Throughout human history, notions of how a woman or a man should behave have differed greatly. For instance, there is no evidence that in pre-class society, such as the nomadic hunter-gatherer Aboriginal societies, that women were subordinate to men. Even in some class societies there were “third genders”, like the Fa’afafine in Samoa.

In fact, modern gender roles and the nuclear family were enforced only at the beginning of industrial capitalism. There was a concern at the top of society about how to raise the next generation of workers and keep the workforce sustainable.

A woman in the home, doing hours of unpaid housework, with a man as the “breadwinner”, was the answer. There was a consistent ideological campaign about the “natural” roles of men and women, and of monogamous heterosexual relationships, to make it a reality. It was reinforced through the legal system, education and the mass media.

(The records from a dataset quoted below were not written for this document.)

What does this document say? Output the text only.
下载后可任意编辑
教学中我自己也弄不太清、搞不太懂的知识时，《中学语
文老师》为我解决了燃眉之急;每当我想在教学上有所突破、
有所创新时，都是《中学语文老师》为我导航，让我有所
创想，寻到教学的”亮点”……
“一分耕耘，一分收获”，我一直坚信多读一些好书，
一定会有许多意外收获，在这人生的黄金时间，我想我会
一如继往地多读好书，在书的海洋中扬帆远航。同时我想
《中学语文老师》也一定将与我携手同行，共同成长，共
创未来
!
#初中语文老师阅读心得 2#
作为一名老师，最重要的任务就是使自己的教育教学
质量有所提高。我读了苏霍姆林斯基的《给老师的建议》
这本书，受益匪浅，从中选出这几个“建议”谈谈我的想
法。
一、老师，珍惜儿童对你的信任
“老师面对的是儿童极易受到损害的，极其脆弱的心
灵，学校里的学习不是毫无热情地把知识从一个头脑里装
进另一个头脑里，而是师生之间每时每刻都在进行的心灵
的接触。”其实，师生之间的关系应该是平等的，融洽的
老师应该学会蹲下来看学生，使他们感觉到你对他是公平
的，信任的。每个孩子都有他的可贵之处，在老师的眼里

This is where the so-called “natural” gender behaviours we have now come from. And the same structures reinforce them today. Though women now make up half the workforce in countries like Australia, they are nevertheless still expected to care for the household and children and conform to stereotypes of being nurturing and gentle.

Challenging gender

Storm’s mother, in a letter protesting the outrage over their child, asked, “When will this end? When we live in a world where people can make choices to be whoever they are?” Such a world is exactly what socialists want.

But we have much more power to challenge these stereotypes collectively than we do individually.

At the height of the women’s liberation movement in the 1960s, there were protests and debates within workplaces, schools, universities and homes. They won now widely accepted freedoms for women, including ending the taboo on sex before marriage and winning more rights to divorce.

When we’re united together in any fight, there is an opportunity to break down stereotypes and oppression and change ideas on a mass basis. During the Egyptian revolution, men and women united in Tahrir Square, challenging sexist ideas. Women were leading the demonstrations and slept in tents side by side with men without being harrassed.

Struggles open up the possibility of challenging the status quo—and are part of laying the basis for getting rid of a system that relies on gender stereotypes.